I came to Bell Labs in 1968 for an 18-month sabbatical. It was a wonderful year, working with you (Aaron) and Jack Wolf. I worked on a wide variety of information theory problems, including source and channel coding, and the beginnings of work on universal source coding. This was the beginning of a lifelong collaboration with you, Aaron.
Wyner: And after Bell Labs?
Ziv: I returned to a full-time appointment at the Technion in 1970. And it was here that I turned seriously to the problem of characterizing the complexity of an information source, and the related problem of universal data compression. The basic idea behind the earliest formulation of the Lempel-Ziv complexity is the following. Suppose one has a sequence of c distinct letters from some information source. It is quite intuitive to speculate that it requires c*log(c) bits to encode the sequence - using log(c) bits to encode each letter. Now suppose one has a say, binary sequence which can be parsed into c distinct substrings. We can regard the substrings as members of a higher order alphabet, and again use about c*log(c) to encode the sequence. This was the beginning. In the next few years, with Abraham Lempel, I wrote a series of papers on the Lempel-Ziv algorithm. I was always keeping an eye out for the theoretical and probabilistic considerations in what we were doing, while Abraham was more interested in the practical algorithmic issues. Two particularly notable papers were in 1977 and 1978, respectively. In the first, we showed that a version of the LZ algorithm could be used to compress data, as well as compute its complexity. We also proved that the compression was optimal in a certain sense. The algorithm turned out to be fairly simple too. We won the Information Theory Society Prize paper for the 1977 paper. But this paper had two shortcomings. The first was that (so it seemed) it was not efficient to implement, and the second that the optimality conditions were somewhat artificial. The 1978 paper improved in both these directions. In particular we proved that if the source was a sample of a stationary ergodic source, then the algorithm yielded a complexity equal to the source entropy.
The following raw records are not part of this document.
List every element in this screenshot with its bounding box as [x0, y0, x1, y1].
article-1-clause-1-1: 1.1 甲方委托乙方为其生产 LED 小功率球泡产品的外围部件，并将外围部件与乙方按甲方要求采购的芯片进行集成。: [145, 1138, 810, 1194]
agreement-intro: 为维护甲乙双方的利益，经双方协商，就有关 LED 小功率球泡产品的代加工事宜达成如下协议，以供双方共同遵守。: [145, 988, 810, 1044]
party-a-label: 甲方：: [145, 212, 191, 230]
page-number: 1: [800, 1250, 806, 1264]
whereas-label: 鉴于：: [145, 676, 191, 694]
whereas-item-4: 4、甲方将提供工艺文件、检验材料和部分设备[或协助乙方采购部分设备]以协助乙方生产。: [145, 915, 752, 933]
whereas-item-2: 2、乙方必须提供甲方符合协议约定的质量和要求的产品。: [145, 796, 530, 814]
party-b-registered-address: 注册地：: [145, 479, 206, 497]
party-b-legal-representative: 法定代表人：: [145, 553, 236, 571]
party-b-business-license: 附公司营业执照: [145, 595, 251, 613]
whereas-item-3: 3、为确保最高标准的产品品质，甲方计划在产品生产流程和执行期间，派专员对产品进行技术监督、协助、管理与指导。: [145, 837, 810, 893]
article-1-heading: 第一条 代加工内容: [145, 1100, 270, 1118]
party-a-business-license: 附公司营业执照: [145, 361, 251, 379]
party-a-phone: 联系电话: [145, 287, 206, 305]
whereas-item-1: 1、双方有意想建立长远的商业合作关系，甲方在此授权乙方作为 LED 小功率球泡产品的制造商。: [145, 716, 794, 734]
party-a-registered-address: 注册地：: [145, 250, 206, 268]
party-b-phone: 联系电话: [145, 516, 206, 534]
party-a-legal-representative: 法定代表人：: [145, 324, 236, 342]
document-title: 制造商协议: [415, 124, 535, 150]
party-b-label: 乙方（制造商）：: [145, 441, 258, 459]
Wyner: What about the connection between information theory and statistics?
Ziv: In the years following 1978, I did I great deal of work relating data compression and various aspects of statistics, including classification, detection, and estimation. The pattern matching techniques, derived from the Lempel-Ziv algorithm, proved very helpful here. I was also fortunate to have attracted excellent students, like Neri Merhav.
Wyner: Does your work have a philosophy?
Ziv: Well I have always felt that a "solution" to a problem without a theoretical justification is lacking something important. At the very same time, I always liked to work on problems with a "real-world" application. I also learned at MIT to be happy looking at simple analyzable cases in order to derive intuition.